Récapitulons. Simon débarque à Paris le corps en compote après une année 2012 passée à soigner des bobos un peu partout. «J'ai moins besoin de Thierry [Tulasne, son entraîneur jusqu’à cet automne] que d’un kiné», rigole à moitié le Niçois devant les médias après son premier tour, laborieux mais victorieux, face à Hanescu. Déjà un miracle quand on sait que le tirage au sort avait placé Simon dans la partie de tableau de Federer, forfait au dernier moment. La suite est encore plus savoureuse. Quelques heures avant de défier Nishikori en huitièmes, Simon est à deux doigts de déclarer forfait. Encore ces satanées douleurs cervicales, qui l’obligent à «passer plus de temps à l'infirmerie que sur le court». Trois heures chaque jour, pour une petite heure d’entraînement. Sauf que Nishikori, qui s’entraîne à côté, n’a pas l’air dans son assiette non plus. La cheville en miettes, le Japonais va se retirer le premier.

Son tournoi aurait pu s’arrêter au premier tour

Après ça, la perspective d’affronter Tomas Berdych en quart de finale ce vendredi pouvait presque passer pour une bénédiction. Surtout que tout cinquième mondial qu’il est, le Tchèque ne supporte pas le jeu attentiste et les balles cotonneuses délivrées par Gilles Simon, qui l’a battu cinq fois sur sept. Balayé en deux sets (6-4, 6-4) après avoir arrosé les bâches en coup droit, Berdych n’a même pas paru surpris: «C’est l’un des meilleurs défenseurs du monde, il n’y a rien d’autre à dire. Ça fait longtemps que je ne l’ai pas vu à ce niveau. Enfin s’il jouait tout le temps comme ça, il ne serait pas vingtième mondial.» Simon, qui n’aime rien d’autre que s’appuyer sur la puissance adverse pour mettre en place son jeu de contre, s’est effectivement régalé: «Tomas est un joueur qui a beaucoup d’armes dans son jeu mais je sais que je peux le gêner en le faisant travailler avec des balles basses et en contrôlant le jeu derrière ma ligne.»

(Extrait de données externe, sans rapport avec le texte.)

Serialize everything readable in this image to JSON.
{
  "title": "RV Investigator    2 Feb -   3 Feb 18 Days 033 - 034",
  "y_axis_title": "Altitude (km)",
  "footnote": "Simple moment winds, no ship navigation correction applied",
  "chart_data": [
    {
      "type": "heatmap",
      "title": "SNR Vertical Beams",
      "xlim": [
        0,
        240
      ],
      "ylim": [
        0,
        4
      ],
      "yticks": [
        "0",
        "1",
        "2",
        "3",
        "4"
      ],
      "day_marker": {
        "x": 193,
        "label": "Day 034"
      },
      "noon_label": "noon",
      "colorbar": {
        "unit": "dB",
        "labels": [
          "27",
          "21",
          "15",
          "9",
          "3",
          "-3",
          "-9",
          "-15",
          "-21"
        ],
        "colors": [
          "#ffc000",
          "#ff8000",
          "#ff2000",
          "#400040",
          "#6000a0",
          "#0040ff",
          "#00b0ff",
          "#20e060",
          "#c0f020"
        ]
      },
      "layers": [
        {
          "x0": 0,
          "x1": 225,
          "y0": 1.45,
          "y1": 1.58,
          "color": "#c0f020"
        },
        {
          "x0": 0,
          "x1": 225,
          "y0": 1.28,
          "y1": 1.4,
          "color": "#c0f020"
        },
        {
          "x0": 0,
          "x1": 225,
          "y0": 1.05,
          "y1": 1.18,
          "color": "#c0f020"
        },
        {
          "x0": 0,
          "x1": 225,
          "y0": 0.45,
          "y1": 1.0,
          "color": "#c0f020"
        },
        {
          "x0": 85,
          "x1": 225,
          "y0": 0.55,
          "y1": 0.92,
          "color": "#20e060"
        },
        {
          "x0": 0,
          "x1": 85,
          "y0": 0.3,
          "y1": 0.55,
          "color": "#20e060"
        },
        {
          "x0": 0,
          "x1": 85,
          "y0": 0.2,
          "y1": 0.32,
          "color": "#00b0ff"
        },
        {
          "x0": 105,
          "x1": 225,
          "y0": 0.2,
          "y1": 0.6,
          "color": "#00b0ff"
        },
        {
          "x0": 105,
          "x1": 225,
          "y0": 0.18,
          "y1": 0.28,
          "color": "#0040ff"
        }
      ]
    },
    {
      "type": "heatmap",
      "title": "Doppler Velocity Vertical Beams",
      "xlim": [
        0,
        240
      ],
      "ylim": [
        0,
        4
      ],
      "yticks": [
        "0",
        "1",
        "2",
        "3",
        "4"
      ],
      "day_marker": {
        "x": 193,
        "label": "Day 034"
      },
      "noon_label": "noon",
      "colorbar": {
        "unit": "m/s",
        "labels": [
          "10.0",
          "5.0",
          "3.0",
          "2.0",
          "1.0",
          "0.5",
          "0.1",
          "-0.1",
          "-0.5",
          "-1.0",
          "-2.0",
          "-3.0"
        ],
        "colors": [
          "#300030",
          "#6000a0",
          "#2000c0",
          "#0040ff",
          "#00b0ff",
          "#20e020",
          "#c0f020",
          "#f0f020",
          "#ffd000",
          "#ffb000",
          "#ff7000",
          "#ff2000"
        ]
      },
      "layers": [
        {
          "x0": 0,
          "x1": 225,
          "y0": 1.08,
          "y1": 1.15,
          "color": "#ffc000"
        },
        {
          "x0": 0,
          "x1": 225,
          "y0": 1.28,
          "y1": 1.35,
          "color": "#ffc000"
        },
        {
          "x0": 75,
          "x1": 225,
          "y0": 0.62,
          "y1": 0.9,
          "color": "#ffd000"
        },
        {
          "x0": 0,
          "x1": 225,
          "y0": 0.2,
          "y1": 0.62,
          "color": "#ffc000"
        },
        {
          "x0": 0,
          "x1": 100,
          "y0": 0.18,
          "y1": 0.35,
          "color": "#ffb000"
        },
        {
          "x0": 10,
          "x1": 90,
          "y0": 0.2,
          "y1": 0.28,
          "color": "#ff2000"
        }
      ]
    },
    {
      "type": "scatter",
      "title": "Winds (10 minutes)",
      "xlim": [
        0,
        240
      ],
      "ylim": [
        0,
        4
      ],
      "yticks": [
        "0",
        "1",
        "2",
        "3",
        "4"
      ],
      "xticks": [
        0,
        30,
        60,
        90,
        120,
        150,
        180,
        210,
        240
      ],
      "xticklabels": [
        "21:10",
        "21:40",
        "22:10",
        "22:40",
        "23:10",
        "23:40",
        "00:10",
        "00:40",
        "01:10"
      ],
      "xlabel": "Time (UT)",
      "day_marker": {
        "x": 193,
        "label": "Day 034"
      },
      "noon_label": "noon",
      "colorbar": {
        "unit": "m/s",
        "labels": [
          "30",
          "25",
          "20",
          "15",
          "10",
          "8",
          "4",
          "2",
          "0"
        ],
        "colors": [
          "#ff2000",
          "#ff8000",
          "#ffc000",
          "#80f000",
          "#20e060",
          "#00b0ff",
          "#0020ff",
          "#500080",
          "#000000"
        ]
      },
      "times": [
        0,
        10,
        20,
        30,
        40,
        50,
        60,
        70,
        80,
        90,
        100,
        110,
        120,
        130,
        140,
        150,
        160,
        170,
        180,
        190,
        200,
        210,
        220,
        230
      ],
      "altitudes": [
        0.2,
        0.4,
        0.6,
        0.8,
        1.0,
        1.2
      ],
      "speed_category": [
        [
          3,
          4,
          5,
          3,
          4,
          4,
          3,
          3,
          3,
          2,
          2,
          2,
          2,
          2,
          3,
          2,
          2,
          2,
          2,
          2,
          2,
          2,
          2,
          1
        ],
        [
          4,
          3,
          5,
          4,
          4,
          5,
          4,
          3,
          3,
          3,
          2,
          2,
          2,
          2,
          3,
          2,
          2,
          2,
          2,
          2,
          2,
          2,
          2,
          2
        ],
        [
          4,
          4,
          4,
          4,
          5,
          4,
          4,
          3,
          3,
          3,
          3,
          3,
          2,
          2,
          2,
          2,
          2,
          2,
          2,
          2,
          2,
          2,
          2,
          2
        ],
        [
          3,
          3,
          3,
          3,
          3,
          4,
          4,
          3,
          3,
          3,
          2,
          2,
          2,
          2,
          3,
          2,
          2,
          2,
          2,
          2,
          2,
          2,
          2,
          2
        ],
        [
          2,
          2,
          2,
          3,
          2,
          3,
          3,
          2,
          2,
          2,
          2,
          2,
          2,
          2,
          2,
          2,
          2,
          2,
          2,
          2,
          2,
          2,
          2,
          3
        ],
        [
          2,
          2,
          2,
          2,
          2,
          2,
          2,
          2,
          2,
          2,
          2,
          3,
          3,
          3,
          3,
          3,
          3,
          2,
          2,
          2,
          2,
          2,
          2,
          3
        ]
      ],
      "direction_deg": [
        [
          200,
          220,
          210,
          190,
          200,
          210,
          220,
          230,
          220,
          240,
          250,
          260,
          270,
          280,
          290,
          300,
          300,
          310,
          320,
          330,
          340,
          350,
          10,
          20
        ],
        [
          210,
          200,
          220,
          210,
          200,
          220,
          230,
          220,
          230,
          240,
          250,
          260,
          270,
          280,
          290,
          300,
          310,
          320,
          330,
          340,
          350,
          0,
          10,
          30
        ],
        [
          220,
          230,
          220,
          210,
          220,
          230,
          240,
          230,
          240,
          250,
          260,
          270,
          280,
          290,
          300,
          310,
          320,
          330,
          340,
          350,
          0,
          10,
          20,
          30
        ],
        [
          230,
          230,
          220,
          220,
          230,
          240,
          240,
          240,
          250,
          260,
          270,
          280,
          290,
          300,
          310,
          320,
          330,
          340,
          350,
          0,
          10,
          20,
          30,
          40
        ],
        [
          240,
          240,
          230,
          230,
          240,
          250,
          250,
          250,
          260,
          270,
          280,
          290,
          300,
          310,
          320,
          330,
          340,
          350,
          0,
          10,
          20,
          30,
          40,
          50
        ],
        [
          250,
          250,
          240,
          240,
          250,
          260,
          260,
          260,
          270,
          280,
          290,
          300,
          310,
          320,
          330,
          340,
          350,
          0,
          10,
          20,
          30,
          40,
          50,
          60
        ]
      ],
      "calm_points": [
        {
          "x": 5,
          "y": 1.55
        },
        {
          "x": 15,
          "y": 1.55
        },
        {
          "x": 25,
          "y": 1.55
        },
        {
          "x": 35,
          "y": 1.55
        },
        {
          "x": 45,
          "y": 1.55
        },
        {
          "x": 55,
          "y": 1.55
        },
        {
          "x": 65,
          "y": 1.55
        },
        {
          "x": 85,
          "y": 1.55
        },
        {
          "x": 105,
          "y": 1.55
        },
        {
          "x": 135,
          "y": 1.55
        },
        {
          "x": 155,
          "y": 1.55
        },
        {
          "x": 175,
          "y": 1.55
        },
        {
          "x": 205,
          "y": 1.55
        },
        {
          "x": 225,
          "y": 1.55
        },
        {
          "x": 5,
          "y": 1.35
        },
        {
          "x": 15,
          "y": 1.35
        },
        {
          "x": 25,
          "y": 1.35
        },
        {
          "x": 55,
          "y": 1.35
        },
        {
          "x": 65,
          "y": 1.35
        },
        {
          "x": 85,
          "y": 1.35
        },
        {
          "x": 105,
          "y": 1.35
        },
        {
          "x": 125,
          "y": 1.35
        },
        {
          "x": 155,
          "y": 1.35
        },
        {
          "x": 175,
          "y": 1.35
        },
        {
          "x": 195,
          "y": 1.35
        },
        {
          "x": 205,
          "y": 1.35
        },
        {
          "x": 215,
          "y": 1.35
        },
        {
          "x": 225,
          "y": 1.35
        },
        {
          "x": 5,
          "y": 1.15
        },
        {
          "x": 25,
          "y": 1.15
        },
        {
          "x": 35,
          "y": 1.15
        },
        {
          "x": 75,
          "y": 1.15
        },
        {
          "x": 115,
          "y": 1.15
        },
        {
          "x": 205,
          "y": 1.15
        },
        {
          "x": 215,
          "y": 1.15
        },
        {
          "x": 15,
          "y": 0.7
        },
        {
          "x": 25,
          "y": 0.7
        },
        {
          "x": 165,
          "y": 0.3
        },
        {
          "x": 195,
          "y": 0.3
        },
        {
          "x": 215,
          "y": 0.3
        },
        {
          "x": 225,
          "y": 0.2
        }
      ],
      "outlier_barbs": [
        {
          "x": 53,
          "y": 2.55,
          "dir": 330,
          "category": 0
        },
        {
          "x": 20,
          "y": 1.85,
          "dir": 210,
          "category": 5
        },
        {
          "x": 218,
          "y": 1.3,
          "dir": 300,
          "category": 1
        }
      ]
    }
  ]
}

Parlons de la suite. Cela aurait dû être Murray, un joueur qui fait tout comme Simon en mieux. Bref, un adversaire que le Niçois ne supporte pas. Mais ça c’est dans une semaine parallèle, où Simon n’aurait pas gagné au loto. En lieu et place de l’Anglais, l’ancien protégé de Thierry Tulasne affrontera la grosse surprise de ce tournoi, Jerzy Janowicz. Le Polonais, 69e mondial, est en lévitation depuis deux jours. Mais on peut compter sur Gilles Simon pour le ramener sur terre.